Once I'd internalized the per-page math, the tier structure for the PDF tool fell out almost mechanically:

Free tier: under 200 pages, unlimited questions. A 200-page PDF costs ~$0.04 per question. Even a heavy free user asking 100 questions in a month costs me $4. That's a sustainable acquisition cost — I can underwrite it against the conversion rate from free to Pro.

Pro tier: $9/month, unlimited document length, unlimited questions. Anchor case: a user uploads three 1,500-page documents per month, asks 30 questions on each = 90 questions × ~$0.30 = $27. That would invert the unit economics. Two things save it:

Most Pro users don't actually push to the limit. The 90th-percentile heavy user costs me about $4/month. The mean is closer to $0.80.
Context caching cuts the per-question cost on long sessions by roughly 4×.

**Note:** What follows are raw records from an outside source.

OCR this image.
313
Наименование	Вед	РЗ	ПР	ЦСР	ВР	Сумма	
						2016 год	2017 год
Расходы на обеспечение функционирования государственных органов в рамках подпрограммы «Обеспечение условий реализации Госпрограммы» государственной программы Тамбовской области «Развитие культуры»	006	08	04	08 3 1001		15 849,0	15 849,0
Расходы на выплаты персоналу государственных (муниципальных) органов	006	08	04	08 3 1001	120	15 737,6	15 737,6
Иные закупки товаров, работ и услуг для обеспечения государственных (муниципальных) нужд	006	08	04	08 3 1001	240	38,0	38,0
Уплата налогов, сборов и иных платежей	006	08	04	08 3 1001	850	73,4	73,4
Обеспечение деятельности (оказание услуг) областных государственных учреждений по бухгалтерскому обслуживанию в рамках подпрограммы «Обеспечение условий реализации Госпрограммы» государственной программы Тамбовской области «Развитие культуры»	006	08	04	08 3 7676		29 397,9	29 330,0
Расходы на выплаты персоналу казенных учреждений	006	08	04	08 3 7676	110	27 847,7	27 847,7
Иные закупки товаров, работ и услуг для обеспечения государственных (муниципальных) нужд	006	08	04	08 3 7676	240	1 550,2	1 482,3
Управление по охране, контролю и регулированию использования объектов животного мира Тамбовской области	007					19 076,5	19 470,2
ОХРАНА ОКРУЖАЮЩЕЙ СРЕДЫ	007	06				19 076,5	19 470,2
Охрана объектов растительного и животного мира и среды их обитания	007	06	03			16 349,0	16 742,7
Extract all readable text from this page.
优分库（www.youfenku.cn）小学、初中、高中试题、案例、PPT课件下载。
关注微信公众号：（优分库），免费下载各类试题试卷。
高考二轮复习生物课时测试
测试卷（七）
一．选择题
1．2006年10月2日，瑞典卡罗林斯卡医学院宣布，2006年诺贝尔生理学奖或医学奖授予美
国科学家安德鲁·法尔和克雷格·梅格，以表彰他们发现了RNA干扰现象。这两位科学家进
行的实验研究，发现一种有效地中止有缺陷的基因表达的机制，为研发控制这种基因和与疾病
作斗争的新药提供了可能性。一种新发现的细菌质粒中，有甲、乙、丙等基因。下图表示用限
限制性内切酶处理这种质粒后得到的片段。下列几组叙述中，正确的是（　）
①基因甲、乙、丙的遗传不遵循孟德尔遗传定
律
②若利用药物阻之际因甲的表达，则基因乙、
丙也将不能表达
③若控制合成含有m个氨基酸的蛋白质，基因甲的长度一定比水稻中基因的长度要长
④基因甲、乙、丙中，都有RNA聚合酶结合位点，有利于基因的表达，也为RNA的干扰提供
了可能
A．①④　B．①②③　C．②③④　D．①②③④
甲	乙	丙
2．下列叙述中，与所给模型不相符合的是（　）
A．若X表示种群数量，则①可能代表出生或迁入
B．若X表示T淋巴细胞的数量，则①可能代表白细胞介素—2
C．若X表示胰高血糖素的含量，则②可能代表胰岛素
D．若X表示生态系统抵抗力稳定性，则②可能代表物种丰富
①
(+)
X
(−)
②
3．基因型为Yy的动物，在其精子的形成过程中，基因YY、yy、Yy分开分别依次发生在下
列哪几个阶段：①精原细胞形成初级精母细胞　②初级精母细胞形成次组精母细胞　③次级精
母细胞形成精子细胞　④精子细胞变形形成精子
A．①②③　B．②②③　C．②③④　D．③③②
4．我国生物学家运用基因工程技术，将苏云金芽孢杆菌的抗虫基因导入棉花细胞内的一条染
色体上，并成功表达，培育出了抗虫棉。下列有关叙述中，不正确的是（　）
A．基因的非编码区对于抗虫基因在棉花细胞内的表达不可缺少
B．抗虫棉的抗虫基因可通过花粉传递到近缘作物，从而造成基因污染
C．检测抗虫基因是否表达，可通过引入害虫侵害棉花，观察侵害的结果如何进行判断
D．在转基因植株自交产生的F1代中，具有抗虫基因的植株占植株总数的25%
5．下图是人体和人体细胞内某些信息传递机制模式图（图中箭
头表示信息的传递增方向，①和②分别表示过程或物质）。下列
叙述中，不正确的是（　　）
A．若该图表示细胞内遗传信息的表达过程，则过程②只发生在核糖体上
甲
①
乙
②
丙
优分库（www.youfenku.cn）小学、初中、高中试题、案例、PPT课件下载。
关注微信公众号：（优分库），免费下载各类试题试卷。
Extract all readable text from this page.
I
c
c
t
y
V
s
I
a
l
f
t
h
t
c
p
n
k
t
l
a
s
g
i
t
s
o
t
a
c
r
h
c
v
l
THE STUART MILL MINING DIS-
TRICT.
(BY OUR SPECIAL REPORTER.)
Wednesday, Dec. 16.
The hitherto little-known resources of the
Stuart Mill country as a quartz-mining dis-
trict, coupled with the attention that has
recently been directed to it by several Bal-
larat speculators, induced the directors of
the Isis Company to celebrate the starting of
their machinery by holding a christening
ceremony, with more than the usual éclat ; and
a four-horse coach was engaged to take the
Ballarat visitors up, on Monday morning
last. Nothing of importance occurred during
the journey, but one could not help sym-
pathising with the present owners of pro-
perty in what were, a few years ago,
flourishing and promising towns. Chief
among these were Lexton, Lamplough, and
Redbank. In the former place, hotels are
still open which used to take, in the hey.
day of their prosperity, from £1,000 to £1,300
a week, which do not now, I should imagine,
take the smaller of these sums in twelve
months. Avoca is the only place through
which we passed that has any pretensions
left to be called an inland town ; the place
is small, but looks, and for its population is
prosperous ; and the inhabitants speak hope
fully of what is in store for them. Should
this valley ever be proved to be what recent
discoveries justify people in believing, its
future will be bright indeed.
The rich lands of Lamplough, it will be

I'm okay running a thin margin on the heaviest Pro users because they're the loudest about how well the product works, and they convert teammates. Trying to extract maximum margin from the top 10% would mean ruining the product for them.

Team tier: $79/month for 3 seats with API access. This is where the real margin lives. Teams pay 4× as much as a Pro user for the same usage profile, because they're paying for collaboration, API access, and SLA — not raw inference. I'm comfortable with this because it mirrors how Notion, Linear, and every other team-tier SaaS works.

What I'd do differently if I were building today

A few opinions I'd be brave enough to put on the page only after two months of running the math:

Surface the per-question cost to the user. When a user uploads a 1,500-page document, the UI should say "each question on this document costs about 1 credit." Hiding the cost from users creates moral hazard — they ask 50 questions when 5 would do, and I eat the margin. Transparent pricing self-regulates this.

Default to caching on documents over 500 pages. The 4× cost reduction on session-length sessions is large enough that "enable caching" should not be a power-user toggle. It should be the default behavior, with a "disable cache for privacy" opt-out for the few users who care.

Don't promise "unlimited" anything. I made the mistake of writing "PDF chat unlimited pages" on the Pro plan. That's now load-bearing copy, and I have to make the unit economics work even for the heaviest user. Future me would have written "up to 5,000 pages per document, fair-use cap on monthly volume." Lesson logged for the next product.